La questione, come spiegato da Cambia Calolzio sarebbe incentrata sul fatto che, le sole farmacie non sarebbero in grado di sostenere il servizio dei tamponi in favore degli studenti e che, in generale, le famiglie faticano a sostenere la spesa di 15 euro per ogni tampone che spesso va ripetuto più volte e per le mascherine FFP2.

“Tamponi - ribadisce Cambia Calolzio - che non vengono quindi tutti fatti solo gratuitamente agli studenti, ma anche ad altri cittadini lavoratori che pagano.
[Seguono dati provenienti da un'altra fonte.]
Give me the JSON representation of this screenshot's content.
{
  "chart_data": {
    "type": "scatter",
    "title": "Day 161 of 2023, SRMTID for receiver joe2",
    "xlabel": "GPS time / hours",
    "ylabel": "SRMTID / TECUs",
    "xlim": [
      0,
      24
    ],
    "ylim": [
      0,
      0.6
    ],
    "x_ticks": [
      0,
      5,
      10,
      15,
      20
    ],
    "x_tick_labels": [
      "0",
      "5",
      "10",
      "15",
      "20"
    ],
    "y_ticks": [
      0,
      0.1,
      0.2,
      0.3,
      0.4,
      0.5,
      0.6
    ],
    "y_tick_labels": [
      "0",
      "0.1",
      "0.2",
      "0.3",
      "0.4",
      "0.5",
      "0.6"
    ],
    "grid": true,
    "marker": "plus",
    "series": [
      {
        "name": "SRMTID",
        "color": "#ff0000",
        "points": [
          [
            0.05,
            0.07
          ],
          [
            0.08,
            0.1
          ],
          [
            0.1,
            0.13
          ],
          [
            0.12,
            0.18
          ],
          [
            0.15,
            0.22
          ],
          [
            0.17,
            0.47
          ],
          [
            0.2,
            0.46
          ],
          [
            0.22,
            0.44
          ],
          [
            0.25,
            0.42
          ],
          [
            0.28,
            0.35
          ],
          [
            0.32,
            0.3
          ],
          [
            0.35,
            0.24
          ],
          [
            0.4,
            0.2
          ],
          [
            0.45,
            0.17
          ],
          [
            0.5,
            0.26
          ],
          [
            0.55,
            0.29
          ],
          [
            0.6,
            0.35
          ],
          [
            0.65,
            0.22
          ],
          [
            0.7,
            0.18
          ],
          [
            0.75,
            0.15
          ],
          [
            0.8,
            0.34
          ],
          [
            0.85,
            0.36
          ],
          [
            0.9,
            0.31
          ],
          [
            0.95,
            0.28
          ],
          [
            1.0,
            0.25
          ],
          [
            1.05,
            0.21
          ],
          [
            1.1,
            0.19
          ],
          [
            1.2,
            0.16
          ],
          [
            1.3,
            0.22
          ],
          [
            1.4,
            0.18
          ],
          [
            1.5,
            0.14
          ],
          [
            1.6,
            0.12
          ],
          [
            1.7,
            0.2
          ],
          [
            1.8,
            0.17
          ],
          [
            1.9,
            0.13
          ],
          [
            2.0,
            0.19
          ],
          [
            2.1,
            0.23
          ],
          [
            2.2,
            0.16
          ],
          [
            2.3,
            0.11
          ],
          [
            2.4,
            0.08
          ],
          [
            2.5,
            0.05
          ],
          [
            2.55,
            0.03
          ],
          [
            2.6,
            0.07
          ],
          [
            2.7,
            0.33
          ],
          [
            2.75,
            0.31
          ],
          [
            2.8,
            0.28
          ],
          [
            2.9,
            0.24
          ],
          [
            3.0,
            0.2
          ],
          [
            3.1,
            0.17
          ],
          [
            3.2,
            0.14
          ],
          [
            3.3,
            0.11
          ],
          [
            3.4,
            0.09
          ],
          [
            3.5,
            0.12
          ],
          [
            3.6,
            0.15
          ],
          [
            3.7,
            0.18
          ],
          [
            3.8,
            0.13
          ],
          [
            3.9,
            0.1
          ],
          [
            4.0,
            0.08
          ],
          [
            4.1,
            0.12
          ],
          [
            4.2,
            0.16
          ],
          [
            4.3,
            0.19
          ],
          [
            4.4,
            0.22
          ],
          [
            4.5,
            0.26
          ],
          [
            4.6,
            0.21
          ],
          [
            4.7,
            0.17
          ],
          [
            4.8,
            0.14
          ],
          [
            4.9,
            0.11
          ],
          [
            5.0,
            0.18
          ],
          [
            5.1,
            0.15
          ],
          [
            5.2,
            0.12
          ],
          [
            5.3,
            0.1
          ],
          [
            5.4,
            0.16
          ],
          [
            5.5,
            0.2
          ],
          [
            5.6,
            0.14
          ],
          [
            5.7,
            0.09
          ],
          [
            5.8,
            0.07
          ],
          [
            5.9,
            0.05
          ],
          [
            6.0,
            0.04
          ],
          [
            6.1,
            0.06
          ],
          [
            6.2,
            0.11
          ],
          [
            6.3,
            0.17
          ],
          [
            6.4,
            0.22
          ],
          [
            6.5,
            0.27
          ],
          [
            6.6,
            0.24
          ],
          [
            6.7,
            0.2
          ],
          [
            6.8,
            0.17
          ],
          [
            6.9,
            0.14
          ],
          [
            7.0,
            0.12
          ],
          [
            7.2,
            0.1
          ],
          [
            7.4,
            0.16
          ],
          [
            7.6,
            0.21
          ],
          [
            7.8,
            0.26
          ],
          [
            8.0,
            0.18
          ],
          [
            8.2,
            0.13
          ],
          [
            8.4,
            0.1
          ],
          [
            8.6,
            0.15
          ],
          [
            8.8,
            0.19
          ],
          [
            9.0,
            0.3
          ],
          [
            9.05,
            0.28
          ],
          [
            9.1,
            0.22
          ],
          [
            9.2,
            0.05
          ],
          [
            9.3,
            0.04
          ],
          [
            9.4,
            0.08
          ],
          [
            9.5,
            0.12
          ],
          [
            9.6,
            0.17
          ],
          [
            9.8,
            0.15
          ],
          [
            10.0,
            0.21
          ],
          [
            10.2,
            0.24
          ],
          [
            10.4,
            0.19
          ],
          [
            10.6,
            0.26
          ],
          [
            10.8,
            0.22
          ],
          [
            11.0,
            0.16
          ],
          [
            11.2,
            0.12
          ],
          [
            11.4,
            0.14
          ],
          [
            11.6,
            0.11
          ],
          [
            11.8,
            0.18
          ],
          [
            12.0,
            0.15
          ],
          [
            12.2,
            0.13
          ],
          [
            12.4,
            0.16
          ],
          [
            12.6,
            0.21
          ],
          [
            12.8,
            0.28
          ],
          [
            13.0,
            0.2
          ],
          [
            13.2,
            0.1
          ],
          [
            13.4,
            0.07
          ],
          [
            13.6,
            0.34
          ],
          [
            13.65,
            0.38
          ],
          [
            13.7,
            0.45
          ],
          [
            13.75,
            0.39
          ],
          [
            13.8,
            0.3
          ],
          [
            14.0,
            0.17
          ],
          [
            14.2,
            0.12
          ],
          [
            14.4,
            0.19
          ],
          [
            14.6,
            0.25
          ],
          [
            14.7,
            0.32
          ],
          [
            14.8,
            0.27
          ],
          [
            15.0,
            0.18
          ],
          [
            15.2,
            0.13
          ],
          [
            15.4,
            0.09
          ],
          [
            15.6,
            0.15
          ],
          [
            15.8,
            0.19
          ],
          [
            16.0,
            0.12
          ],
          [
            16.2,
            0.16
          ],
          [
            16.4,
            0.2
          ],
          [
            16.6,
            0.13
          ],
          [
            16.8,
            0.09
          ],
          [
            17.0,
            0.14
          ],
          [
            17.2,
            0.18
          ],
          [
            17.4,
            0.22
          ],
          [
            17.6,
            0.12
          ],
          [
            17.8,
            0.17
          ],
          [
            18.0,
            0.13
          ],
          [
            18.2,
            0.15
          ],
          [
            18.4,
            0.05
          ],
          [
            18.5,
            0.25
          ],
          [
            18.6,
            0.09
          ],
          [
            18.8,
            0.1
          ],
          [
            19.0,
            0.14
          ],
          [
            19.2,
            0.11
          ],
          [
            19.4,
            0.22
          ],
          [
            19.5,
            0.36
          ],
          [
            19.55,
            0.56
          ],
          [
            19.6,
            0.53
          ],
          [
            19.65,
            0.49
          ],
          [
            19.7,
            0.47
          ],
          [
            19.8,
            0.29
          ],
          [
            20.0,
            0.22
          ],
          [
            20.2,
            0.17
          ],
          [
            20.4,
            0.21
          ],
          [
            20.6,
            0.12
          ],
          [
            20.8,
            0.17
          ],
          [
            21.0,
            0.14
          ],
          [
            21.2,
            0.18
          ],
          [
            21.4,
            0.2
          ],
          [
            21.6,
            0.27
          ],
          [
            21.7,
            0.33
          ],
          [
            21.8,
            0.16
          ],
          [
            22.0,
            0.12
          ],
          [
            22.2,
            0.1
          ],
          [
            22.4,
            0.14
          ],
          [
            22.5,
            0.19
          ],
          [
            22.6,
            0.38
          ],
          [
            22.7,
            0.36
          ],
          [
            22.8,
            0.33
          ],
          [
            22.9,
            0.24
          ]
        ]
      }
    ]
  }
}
Per questo motivo, auspichiamo un intervento congiunto di Comune e ATS che già a settembre avevamo invitato a richiamare in servizio medici e infermieri in pensione del nostro territorio affinché si potessero organizzare interventi direttamente presso le scuole. Il messaggio è stato chiaro per tutti ad esclusione dell’Assessora Valsecchi”.

“Pertanto - conclude la nota - “le suggeriamo di trattenersi dal fare illazioni, soprattutto se non è certa di avere ben compreso il contesto, ma forse all’assessore importano poco i costosi ausili ed interventi di prevenzione Covid a carico dei cittadini che vanno ad incidere pesantemente sui precari bilanci familiari, visto che, agli utili del suo lavoro, aggiunge ben 1.603,80 euro mensili di indennità dal Comune. Riteniamo che il suo ruolo richiede un più serio impegno, a partire dal riuso e dalla valorizzazione di tutti gli immobili comunali lasciati vuoti ma soprattutto una maggiore attenzione verso le tante difficoltà che stanno vivendo le famiglie a causa della pandemia in atto”.